Now, it is clear that any model of this theory will consist of an initial segment which is a copy of $\mathbb{N}$. My thought was then to define an equivalence relation $x \equiv y$ iff there is $n$ such that $S^n(x)=y$, and then show that the equivalence classes will all be of the form $\mathbb{N}$ or $\mathbb{Z}$. Is this in the right direction?
Also, as a side note, just to check, but the $1$-types of this theory are all either isolated by a formula of the form $S^n(0)=x$, or else the unique non-isolated type $\{S^n(0) \neq x \; | \; n \in \mathbb{N}\}$, correct?
Best Answer
You've got the right idea, but it needs a tweak: the "finite distance" relation is what you want, but it's not what you've written (what you've written isn't symmetric). Set $x\sim y$ iff either there is some finite $n$ such that $S^n(x)=y$ or there is some finite $n$ such that $S^n(y)=x$ (note that this is just the usual "graph metric").

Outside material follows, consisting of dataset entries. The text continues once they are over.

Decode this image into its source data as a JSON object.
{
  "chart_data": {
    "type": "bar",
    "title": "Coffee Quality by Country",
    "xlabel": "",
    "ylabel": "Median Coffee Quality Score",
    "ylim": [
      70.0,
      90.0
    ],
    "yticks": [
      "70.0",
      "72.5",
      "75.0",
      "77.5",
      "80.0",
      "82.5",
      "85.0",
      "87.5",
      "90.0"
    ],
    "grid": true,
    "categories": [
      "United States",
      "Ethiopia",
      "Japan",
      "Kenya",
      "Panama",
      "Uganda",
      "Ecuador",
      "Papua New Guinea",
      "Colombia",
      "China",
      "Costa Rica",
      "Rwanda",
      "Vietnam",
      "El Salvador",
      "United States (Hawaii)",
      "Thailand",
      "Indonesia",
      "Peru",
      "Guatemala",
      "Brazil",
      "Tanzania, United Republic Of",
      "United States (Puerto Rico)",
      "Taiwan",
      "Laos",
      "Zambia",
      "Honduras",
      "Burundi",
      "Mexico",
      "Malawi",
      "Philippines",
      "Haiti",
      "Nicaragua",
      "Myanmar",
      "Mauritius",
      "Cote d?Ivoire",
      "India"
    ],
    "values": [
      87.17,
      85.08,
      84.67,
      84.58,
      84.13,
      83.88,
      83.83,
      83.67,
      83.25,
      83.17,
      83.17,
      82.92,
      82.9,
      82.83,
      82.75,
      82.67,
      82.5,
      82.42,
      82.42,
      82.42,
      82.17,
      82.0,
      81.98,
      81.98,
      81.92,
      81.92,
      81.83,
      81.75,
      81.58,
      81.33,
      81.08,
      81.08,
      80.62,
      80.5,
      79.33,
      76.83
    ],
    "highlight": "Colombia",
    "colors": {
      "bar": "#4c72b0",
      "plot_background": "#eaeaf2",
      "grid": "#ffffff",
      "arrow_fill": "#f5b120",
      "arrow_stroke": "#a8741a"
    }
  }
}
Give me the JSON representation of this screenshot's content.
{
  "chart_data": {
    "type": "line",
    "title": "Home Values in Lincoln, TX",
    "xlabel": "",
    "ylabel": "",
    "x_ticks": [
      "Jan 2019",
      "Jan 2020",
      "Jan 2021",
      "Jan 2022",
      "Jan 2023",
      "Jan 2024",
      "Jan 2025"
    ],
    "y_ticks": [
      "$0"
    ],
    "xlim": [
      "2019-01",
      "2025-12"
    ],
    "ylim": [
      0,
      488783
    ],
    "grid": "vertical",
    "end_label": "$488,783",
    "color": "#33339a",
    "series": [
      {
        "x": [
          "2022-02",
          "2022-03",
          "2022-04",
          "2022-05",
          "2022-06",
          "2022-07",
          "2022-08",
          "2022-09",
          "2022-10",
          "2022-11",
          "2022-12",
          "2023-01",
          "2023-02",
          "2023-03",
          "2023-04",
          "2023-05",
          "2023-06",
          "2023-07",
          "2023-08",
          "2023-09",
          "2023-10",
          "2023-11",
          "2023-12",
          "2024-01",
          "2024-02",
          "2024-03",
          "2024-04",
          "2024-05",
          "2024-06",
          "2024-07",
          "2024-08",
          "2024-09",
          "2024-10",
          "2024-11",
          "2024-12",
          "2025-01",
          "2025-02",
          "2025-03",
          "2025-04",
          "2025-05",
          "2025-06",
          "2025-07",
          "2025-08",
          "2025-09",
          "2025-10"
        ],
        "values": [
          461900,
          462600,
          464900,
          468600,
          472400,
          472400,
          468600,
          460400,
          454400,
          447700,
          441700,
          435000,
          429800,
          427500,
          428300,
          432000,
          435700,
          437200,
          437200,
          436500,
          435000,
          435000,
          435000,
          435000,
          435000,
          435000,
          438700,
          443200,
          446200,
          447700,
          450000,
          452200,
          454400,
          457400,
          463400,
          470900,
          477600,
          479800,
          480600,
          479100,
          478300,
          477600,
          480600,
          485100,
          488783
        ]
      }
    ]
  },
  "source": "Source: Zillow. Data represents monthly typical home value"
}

Now the key observations are that in any model of successor arithmetic there is exactly one element without a predecessor and the successor function is injective. These two facts quickly imply that any model of successor arithmetic consists of exactly one $\sim$-class of "type $\mathbb{N}$" and all other $\sim$-classes (if any) have "type $\mathbb{Z}$."
(It may help to think about what successor arithmetic proves about the "distance one" relation $x=S(y)\vee y=S(x)$; in my experience this is a bit easier to conceptualize, although I'm not sure why.)